Wednesday, July 21, 2010
My new favorite Gannon player: Malcom Woodbury
Malcom Woodbury may have only scored a handful of points in his college basketball career, but he scored some major points for a former high school classmate recently. Read the story below for details. For photos from the Virginian-Pilot newspaper, click here. Thanks to perennial GU season-ticket holder Paul DeSante for the heads up on this article.
Granby grad returns to keep prom-night promise
By Jaedda Armstrong, The Virginian-Pilot © May 24, 2010
Malcolm Woodbury sat at a table dressed in a black tux as he watched other prom goers boogie. He turned to his prom date, Sharonda Lebray, who sat beside him clad in a teal cocktail dress, cupped her chin in his hand, gazed into her eyes and asked, "Wanna dance?"
Malcolm is a 21-year-old college student who could have been anywhere that night. But he was at the Harrison Opera House for Granby High School's prom. He flew from Pennsylvania to be Sharonda's date. If he hadn't, he said, Sharonda probably wouldn't have attended.
They met four years ago, when he was a junior at Granby. He was a popular basketball player, a self-proclaimed ladies man. And Sharonda, 22, has cerebral palsy, a muscle disorder caused by brain damage. She can walk and eat on her own, but can't speak. He decided to join the Physical Education Leadership Training (PELT) class, which pairs students with disabled classmates.
Nervous at first, his concerns faded as he started interacting with the students. After playing bean bag toss and other games with Sharonda, he realized that she wasn't much different from other girls. She likes her hair and clothes, and sometimes she even has an attitude, he said.
He decided to take her to his prom in 2007. He remembers how his classmates were stunned to see him, a guy who had a list of possible dates, enter the ballroom with Sharonda on his arm.
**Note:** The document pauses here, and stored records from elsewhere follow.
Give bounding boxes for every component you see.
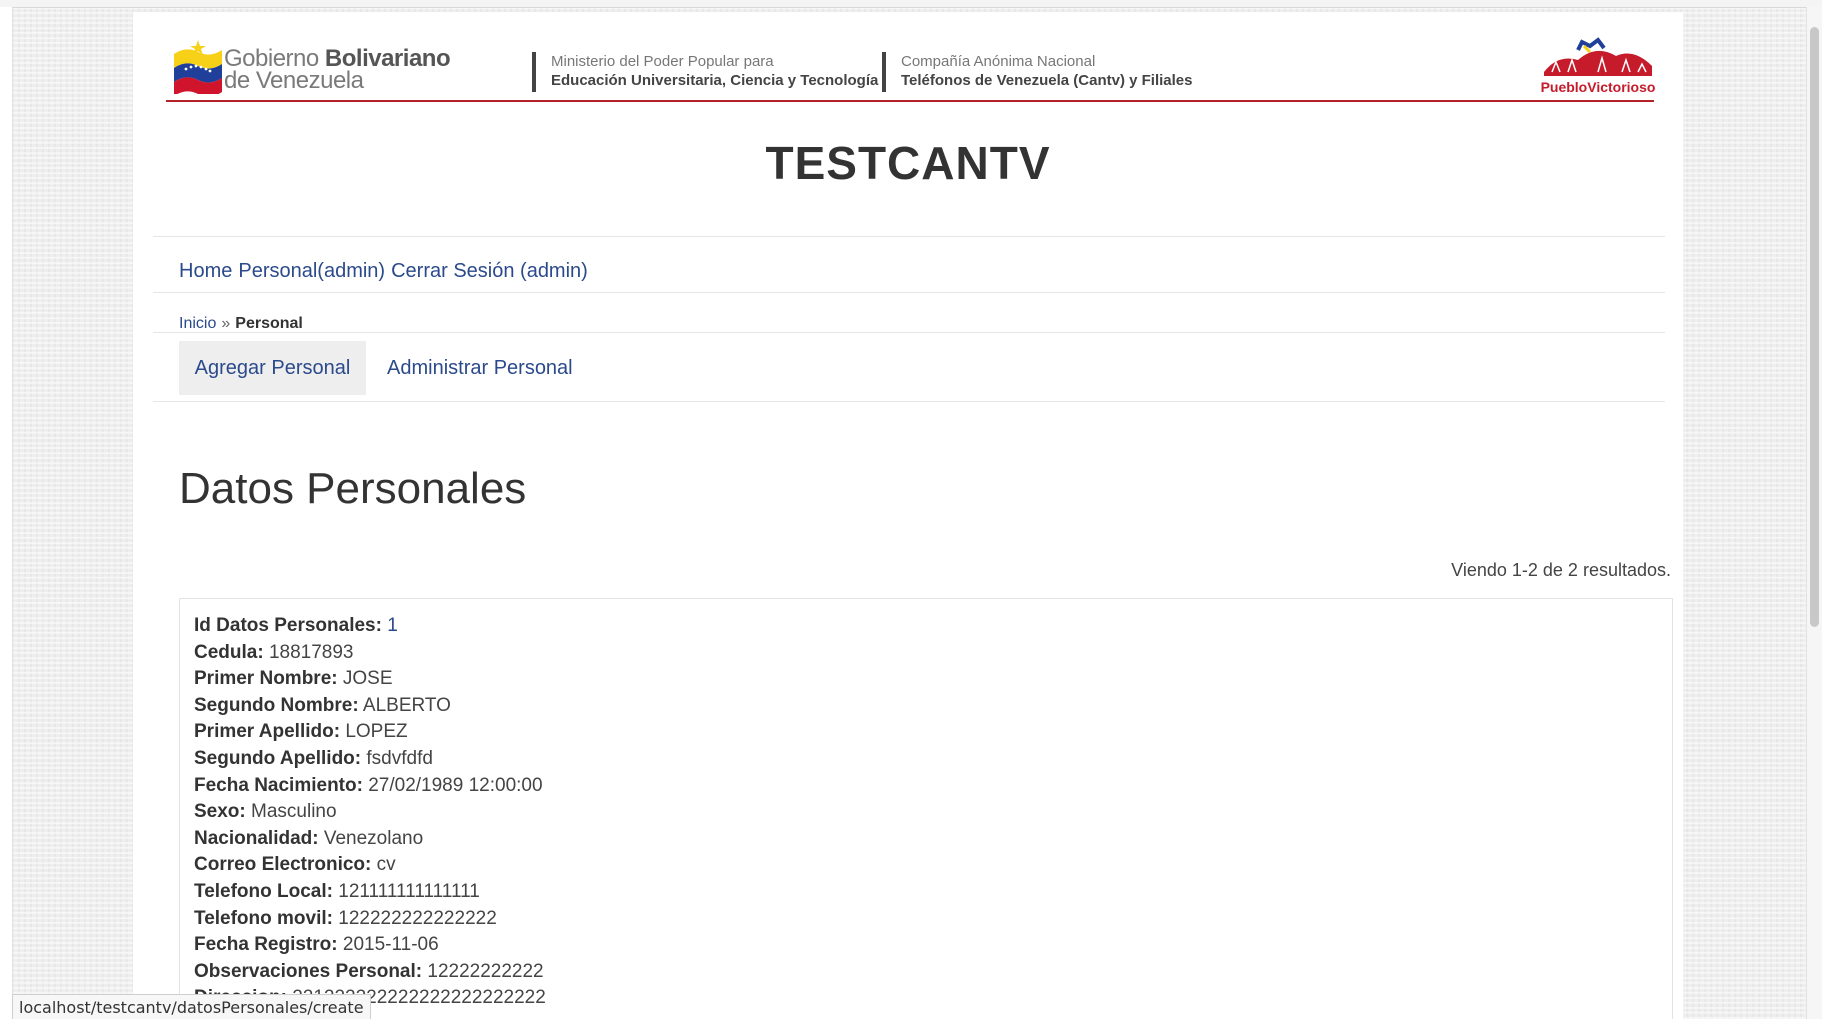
record-field: Nacionalidad: Venezolano bbox=[194, 826, 546, 853]
page-heading: Datos Personales bbox=[179, 464, 527, 513]
breadcrumb: Inicio » Personal bbox=[179, 315, 303, 333]
record-field: Telefono movil: 122222222222222 bbox=[194, 906, 546, 933]
field-value: 12222222222 bbox=[427, 960, 544, 982]
company-line1: Compañía Anónima Nacional bbox=[901, 53, 1096, 70]
field-label: Primer Apellido: bbox=[194, 721, 341, 743]
field-value: fsdvfdfd bbox=[366, 747, 433, 769]
record-field: Fecha Nacimiento: 27/02/1989 12:00:00 bbox=[194, 773, 546, 800]
gov-line2: de Venezuela bbox=[224, 67, 364, 94]
record-field: Segundo Nombre: ALBERTO bbox=[194, 693, 546, 720]
gobierno-bolivariano-logo-text: Gobierno Bolivariano de Venezuela bbox=[224, 47, 451, 94]
field-label: Nacionalidad: bbox=[194, 827, 319, 849]
record-id-link[interactable]: 1 bbox=[387, 615, 398, 636]
record-field: Sexo: Masculino bbox=[194, 799, 546, 826]
breadcrumb-home-link[interactable]: Inicio bbox=[179, 315, 216, 332]
menu-personal-link[interactable]: Personal(admin) bbox=[238, 260, 385, 282]
browser-status-url: localhost/testcantv/datosPersonales/crea… bbox=[12, 994, 371, 1019]
left-gutter bbox=[0, 7, 13, 1019]
field-label: Fecha Registro: bbox=[194, 934, 338, 956]
venezuela-flag-logo-icon bbox=[174, 40, 222, 94]
field-label: Observaciones Personal: bbox=[194, 960, 423, 982]
record-field: Fecha Registro: 2015-11-06 bbox=[194, 932, 546, 959]
page-container: Gobierno Bolivariano de Venezuela Minist… bbox=[133, 12, 1683, 1019]
scrollbar-thumb[interactable] bbox=[1810, 27, 1819, 627]
field-label: Cedula: bbox=[194, 641, 264, 663]
field-label: Primer Nombre: bbox=[194, 668, 338, 690]
field-label: Telefono movil: bbox=[194, 907, 333, 929]
record-field: Cedula: 18817893 bbox=[194, 640, 546, 667]
record-field: Correo Electronico: cv bbox=[194, 852, 546, 879]
record-field-list: Id Datos Personales: 1 Cedula: 18817893 … bbox=[194, 613, 546, 1012]
ministry-line2: Educación Universitaria, Ciencia y Tecno… bbox=[551, 72, 879, 89]
record-field-id: Id Datos Personales: 1 bbox=[194, 613, 546, 640]
breadcrumb-current: Personal bbox=[235, 315, 303, 332]
vertical-scrollbar[interactable] bbox=[1806, 7, 1822, 1019]
field-label: Segundo Nombre: bbox=[194, 694, 359, 716]
field-value: 122222222222222 bbox=[338, 907, 497, 929]
record-field: Segundo Apellido: fsdvfdfd bbox=[194, 746, 546, 773]
record-field: Primer Nombre: JOSE bbox=[194, 666, 546, 693]
field-value: LOPEZ bbox=[345, 721, 408, 743]
record-field: Observaciones Personal: 12222222222 bbox=[194, 959, 546, 986]
record-field: Telefono Local: 121111111111111 bbox=[194, 879, 546, 906]
field-label: Telefono Local: bbox=[194, 880, 333, 902]
ministry-line1: Ministerio del Poder Popular para bbox=[551, 53, 774, 70]
divider bbox=[153, 401, 1665, 402]
menu-logout-link[interactable]: Cerrar Sesión (admin) bbox=[391, 260, 588, 282]
pueblo-victorioso-logo-text: PuebloVictorioso bbox=[1541, 79, 1656, 95]
ministry-text: Ministerio del Poder Popular para Educac… bbox=[551, 52, 878, 90]
divider bbox=[153, 332, 1665, 333]
field-value: 27/02/1989 12:00:00 bbox=[368, 774, 543, 796]
field-value: JOSE bbox=[342, 668, 393, 690]
record-field: Primer Apellido: LOPEZ bbox=[194, 719, 546, 746]
field-label: Correo Electronico: bbox=[194, 854, 372, 876]
field-label: Id Datos Personales: bbox=[194, 615, 382, 636]
pueblo-victorioso-logo-icon: PuebloVictorioso bbox=[1541, 37, 1656, 95]
breadcrumb-separator: » bbox=[221, 315, 231, 332]
browser-top-edge bbox=[0, 0, 1822, 8]
field-value: ALBERTO bbox=[362, 694, 451, 716]
divider bbox=[153, 292, 1665, 293]
company-text: Compañía Anónima Nacional Teléfonos de V… bbox=[901, 52, 1192, 90]
results-summary: Viendo 1-2 de 2 resultados. bbox=[1451, 560, 1671, 580]
company-line2: Teléfonos de Venezuela (Cantv) y Filiale… bbox=[901, 72, 1193, 89]
tab-administrar-personal[interactable]: Administrar Personal bbox=[387, 341, 573, 395]
header-separator bbox=[882, 52, 886, 92]
field-label: Sexo: bbox=[194, 801, 246, 823]
header-separator bbox=[532, 52, 536, 92]
field-value: 121111111111111 bbox=[338, 880, 480, 902]
field-value: cv bbox=[376, 854, 396, 876]
field-value: 2015-11-06 bbox=[342, 934, 439, 956]
site-title: TESTCANTV bbox=[765, 137, 1051, 189]
field-label: Segundo Apellido: bbox=[194, 747, 362, 769]
field-value: Venezolano bbox=[323, 827, 424, 849]
record-card: Id Datos Personales: 1 Cedula: 18817893 … bbox=[179, 598, 1673, 1019]
field-label: Fecha Nacimiento: bbox=[194, 774, 363, 796]
field-value: 18817893 bbox=[268, 641, 354, 663]
main-menu: Home Personal(admin) Cerrar Sesión (admin) bbox=[179, 260, 594, 283]
header-banner: Gobierno Bolivariano de Venezuela Minist… bbox=[166, 22, 1655, 102]
divider bbox=[153, 236, 1665, 237]
menu-home-link[interactable]: Home bbox=[179, 260, 232, 282]
tab-agregar-personal[interactable]: Agregar Personal bbox=[179, 341, 366, 395]
field-value: Masculino bbox=[251, 801, 337, 823]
"I just wanted her to have the chance to be out there with the rest of the school, and be as beautiful as she was that night," said Malcolm, a junior communications major at Gannon University in Erie, Pa. "It made people realize that I'm not as shallow as they perceive athletes to be."
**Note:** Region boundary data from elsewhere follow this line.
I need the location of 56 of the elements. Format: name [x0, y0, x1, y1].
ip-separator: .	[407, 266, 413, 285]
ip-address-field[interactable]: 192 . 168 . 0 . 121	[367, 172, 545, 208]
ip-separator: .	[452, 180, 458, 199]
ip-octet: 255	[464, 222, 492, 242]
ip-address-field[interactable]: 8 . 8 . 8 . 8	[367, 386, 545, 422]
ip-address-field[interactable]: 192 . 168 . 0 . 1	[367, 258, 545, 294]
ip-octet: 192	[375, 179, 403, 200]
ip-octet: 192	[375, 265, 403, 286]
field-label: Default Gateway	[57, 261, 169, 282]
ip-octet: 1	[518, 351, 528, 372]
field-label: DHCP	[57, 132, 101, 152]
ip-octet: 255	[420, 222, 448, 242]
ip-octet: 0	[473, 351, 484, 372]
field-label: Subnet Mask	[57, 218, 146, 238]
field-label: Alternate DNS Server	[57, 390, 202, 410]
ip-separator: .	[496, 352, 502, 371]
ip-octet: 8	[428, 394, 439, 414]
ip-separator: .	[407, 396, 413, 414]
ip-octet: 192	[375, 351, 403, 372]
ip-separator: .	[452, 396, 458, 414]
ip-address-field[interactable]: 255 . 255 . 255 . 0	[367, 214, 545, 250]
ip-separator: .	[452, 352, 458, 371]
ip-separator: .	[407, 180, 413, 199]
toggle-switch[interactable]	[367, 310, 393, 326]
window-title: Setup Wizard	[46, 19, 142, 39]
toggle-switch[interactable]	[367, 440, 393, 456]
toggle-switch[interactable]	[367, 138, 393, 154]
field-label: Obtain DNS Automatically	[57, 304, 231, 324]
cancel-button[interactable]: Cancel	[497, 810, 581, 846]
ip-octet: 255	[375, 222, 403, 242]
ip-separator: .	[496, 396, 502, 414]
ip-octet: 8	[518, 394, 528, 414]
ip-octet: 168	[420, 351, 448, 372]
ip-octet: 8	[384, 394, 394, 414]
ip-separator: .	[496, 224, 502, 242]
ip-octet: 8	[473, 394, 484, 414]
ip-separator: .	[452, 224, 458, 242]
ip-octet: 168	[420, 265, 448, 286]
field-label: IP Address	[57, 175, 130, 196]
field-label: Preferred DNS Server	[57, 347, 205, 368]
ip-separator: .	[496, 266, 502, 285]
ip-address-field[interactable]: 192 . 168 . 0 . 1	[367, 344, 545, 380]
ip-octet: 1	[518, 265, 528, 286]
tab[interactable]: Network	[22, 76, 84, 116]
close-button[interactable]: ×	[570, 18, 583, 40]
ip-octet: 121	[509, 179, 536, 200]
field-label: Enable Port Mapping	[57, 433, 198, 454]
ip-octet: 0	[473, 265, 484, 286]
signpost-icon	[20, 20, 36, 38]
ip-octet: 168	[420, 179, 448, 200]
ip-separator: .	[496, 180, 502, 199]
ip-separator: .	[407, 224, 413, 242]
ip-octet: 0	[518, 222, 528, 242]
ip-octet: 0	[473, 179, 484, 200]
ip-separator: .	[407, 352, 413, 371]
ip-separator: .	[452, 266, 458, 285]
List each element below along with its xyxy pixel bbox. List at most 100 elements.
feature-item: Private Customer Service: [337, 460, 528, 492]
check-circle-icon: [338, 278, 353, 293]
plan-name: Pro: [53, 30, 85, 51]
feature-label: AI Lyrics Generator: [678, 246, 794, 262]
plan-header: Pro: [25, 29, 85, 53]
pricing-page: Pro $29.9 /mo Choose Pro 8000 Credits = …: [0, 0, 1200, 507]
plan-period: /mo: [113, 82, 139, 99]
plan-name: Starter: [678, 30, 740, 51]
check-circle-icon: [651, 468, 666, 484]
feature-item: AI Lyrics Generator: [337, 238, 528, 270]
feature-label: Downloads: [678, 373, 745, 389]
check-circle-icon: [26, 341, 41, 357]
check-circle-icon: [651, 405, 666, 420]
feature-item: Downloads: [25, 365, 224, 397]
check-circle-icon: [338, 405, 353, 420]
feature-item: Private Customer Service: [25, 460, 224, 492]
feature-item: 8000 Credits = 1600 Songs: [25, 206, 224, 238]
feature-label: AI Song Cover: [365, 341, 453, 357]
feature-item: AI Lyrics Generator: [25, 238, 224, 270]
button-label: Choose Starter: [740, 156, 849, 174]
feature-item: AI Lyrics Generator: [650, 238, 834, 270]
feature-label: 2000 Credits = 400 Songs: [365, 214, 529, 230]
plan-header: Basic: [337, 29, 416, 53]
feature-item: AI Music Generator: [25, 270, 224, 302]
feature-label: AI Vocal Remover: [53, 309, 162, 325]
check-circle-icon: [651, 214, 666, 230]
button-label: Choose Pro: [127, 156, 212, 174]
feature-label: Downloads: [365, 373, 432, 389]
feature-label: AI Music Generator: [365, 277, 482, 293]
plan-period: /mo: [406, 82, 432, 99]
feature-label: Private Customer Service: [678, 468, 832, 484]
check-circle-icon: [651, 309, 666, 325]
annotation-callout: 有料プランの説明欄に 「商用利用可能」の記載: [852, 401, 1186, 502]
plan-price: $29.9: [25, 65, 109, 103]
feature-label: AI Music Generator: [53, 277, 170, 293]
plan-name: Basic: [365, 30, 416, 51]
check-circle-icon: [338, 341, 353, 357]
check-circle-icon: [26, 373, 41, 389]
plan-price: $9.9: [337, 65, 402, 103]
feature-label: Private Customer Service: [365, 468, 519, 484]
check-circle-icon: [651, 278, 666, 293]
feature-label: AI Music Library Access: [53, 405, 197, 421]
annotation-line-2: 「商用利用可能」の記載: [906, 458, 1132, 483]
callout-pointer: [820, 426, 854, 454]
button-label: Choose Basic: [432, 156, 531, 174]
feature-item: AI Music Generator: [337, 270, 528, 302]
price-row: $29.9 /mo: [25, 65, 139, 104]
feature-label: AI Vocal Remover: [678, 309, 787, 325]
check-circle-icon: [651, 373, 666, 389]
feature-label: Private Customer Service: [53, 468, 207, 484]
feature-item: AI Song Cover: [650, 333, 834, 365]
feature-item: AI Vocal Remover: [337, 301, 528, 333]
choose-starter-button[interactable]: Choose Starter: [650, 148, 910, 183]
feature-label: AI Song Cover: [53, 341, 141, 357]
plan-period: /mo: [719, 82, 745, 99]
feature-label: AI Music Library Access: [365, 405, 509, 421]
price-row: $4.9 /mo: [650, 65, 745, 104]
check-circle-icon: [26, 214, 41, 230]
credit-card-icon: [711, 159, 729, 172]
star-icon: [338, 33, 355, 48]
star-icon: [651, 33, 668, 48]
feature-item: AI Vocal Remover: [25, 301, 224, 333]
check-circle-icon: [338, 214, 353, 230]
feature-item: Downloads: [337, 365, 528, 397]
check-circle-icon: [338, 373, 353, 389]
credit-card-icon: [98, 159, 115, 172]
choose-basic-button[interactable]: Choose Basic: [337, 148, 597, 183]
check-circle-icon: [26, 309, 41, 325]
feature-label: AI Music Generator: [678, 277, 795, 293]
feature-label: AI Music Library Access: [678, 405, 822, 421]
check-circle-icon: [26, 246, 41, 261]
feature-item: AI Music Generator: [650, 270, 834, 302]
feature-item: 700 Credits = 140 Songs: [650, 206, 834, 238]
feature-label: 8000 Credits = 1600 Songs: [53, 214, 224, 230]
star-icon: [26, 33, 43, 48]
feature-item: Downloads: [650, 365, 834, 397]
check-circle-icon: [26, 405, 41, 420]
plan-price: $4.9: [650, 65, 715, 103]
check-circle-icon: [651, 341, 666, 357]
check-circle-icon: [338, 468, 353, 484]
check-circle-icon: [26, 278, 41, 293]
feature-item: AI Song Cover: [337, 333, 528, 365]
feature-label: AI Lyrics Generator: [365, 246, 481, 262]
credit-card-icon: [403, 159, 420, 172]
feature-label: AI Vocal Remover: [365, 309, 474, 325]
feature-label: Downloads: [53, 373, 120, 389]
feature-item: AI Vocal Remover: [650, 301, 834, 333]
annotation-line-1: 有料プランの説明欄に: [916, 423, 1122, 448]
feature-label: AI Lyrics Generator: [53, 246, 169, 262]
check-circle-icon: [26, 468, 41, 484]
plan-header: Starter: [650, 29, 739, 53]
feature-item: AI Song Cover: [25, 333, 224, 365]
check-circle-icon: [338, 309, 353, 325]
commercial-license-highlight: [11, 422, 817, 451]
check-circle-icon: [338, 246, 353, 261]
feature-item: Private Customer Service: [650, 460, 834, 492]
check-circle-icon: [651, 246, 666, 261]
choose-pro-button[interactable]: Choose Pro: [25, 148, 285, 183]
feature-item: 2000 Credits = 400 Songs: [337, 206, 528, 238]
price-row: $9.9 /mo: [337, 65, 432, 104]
That night he promised he'd come back to take Sharonda to her prom. When he'd be home from college, Malcolm made sure to stop by Granby to see his former teachers, and check on Sharonda, who would start to cry when she spotted him. "It's extremely humbling," Malcolm said. "She can't talk, but the tears rolling down her face and the noise she makes tells me that she's happy."
Sharonda requires constant assistance from an aide, Deborah Shuler, who holds Sharonda's arm when she walks. Sharonda can't go far and is easily distracted. When she gets tired of walking, she'll abruptly sit on the floor or in a chair and refuse to budge. Her movements are rough, her hands shake and she has seizures daily. "We know she may not ever have a boyfriend or get married, so this is her magical night," Shuler said.
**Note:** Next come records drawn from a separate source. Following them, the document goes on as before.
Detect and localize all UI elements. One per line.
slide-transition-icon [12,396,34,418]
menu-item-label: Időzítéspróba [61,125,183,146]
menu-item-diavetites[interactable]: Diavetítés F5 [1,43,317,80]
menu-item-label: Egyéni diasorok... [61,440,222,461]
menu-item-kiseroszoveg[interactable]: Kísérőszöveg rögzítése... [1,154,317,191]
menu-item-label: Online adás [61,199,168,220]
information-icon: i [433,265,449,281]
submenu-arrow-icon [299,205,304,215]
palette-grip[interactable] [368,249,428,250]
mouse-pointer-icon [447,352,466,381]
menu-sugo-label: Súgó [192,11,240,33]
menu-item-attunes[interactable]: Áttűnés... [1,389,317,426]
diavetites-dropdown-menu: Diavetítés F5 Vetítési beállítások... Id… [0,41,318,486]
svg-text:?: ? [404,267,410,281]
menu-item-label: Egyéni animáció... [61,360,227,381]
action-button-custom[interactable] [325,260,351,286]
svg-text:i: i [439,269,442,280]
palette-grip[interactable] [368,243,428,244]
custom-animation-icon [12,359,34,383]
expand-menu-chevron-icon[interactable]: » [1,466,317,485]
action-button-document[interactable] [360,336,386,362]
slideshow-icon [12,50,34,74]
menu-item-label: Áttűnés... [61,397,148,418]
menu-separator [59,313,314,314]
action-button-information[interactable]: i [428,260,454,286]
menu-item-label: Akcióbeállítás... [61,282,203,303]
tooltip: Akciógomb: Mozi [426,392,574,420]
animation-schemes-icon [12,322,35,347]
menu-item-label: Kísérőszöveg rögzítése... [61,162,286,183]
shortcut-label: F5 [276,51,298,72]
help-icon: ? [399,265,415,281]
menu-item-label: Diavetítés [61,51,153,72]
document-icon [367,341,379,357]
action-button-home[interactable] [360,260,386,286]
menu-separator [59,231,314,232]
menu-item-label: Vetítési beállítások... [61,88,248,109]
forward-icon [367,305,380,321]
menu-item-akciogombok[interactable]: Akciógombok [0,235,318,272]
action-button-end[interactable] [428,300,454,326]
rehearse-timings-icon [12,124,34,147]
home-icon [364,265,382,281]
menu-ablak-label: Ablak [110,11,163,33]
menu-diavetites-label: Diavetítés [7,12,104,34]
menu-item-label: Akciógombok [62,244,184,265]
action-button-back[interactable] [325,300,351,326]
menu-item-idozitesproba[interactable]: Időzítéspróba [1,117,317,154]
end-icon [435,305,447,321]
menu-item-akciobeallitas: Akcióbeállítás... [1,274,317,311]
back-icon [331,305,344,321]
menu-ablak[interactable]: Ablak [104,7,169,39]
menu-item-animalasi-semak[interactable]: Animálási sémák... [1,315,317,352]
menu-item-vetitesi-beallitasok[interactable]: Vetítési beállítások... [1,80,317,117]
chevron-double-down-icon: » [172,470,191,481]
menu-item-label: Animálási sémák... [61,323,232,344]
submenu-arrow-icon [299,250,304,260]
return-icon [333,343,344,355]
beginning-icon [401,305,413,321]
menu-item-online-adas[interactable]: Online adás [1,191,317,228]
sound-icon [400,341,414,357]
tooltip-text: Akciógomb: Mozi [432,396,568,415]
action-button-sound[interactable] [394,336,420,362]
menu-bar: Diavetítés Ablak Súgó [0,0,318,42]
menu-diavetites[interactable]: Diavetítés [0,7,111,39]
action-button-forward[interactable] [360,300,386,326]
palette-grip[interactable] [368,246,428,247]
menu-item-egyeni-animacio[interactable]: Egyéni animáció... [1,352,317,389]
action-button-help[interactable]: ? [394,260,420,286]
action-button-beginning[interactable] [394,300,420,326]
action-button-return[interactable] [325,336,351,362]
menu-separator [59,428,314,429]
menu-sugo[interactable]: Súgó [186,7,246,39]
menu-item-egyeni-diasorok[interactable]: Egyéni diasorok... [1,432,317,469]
At her prom, Sharonda gazed at the bright lights as Malcolm nodded his head to the music. They got up to dance as Malcolm walked her to the floor. He wrapped his arms around her waist. When they sat back down, he held her hand and whispered into her ear. Sharonda smiled hard as if he was telling her a juicy secret. By 10:30, Sharonda was tired. The night ended with them taking pictures.
It was bittersweet, Malcolm said. He was happy that he could take Sharonda to the prom, but she's graduating and his family has moved to Atlanta. He won't have a reason to come back to Granby High. He still plans to call and check up on her. And maybe visit every now and then. Sharonda's prom was perhaps as important to him as to her, he believes.
"If I was to just graduate and leave and never come back, that wouldn't have been right," he said. "I didn't want it to just be a moment."